Who the hell was she, really? And why wasn’t she comfortable with the knowledge of her own identity, her own looks?
The soft cotton material of the short gray dress skimmed over her breasts and hips, ending at a barely decent length just below her thighs. The soft gray material didn’t seem appropriate somehow. Just as the green eyes staring back at her didn’t seem right.
She had once had hazel eyes. She had always had hazel eyes.
Her hair was a dark red now. It had once been a rich deep brown. Her doctors were amazed at the fact that somehow her eye and hair color had been permanently changed.
She was different. Her looks were different. Something inside her was different. There was something that didn’t seem quite right about the life she was living now, and the woman she remembered being.
“Darling, are you all right?” Angelica’s voice came through the thin walls of the dressing room. Lilly could hear the concern, the confusion in her mother’s voice. But she also heard the forced patience and edge of irritation.
“I’m fine, Mother. I’ll just be a moment,” Lilly told her.

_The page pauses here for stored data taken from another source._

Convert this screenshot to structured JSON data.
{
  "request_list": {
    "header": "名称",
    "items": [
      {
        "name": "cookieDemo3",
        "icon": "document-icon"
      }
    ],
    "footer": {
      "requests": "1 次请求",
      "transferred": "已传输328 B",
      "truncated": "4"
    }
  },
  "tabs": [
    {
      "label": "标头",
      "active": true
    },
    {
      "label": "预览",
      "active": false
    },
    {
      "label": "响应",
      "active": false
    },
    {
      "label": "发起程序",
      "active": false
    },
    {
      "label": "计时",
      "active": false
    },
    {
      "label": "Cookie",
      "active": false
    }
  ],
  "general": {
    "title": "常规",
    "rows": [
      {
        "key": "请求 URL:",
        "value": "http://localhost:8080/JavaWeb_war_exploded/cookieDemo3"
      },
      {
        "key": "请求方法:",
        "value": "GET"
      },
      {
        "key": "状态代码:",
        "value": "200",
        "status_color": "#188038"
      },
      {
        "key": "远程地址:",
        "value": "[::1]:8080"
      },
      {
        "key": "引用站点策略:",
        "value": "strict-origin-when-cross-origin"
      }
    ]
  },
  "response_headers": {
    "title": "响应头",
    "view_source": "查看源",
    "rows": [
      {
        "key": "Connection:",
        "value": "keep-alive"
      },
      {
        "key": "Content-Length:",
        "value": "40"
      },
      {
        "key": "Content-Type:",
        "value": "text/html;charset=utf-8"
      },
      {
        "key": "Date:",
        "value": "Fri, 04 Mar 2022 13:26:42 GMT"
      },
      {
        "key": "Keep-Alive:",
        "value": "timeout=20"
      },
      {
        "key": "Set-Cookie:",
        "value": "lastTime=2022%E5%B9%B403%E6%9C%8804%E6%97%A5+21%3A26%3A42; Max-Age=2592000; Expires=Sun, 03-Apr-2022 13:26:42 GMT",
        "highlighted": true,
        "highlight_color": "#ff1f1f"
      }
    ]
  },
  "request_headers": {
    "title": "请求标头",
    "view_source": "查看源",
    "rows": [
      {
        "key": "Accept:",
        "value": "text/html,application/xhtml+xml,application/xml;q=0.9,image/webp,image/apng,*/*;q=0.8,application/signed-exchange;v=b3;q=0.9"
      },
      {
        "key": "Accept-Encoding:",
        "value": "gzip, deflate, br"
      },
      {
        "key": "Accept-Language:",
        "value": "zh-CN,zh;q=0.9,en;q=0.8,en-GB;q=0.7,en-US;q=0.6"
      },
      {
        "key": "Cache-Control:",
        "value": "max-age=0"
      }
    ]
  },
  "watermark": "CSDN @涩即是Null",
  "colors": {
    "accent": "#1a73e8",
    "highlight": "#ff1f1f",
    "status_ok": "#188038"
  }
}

“Desmond is going to be utterly upset if you return to the house in jeans.” There was a note of amused affection in her mother’s voice when she spoke of her husband that had Lilly almost cringing in distaste. There was a warning there as well. “He may even fuss at you, dear.”
Lilly stared at the denim, the boots, and the blouse. She stared back at herself in the mirror, then turned away. She loved it. She could move in this clothing. She could run, she could fight . . . who?
Dark flashes surged through her mind, electric images of gunfire, blood and death flashed like vibrant lies amid a midnight landscape.
Hurriedly stripping the new clothes from her body, Lilly pulled the dress back on, slid her feet into the heels that she knew she could never run in, then gathered up the articles she had tried on.
Stepping from the dressing room, she gave her mother a careful, cool smile in response to the frown on Angelica’s face. She knew better than to upset her mother. At least, she had known better six years ago. There was a part of her now that balked at giving into another’s dictates or the threat of the consequences.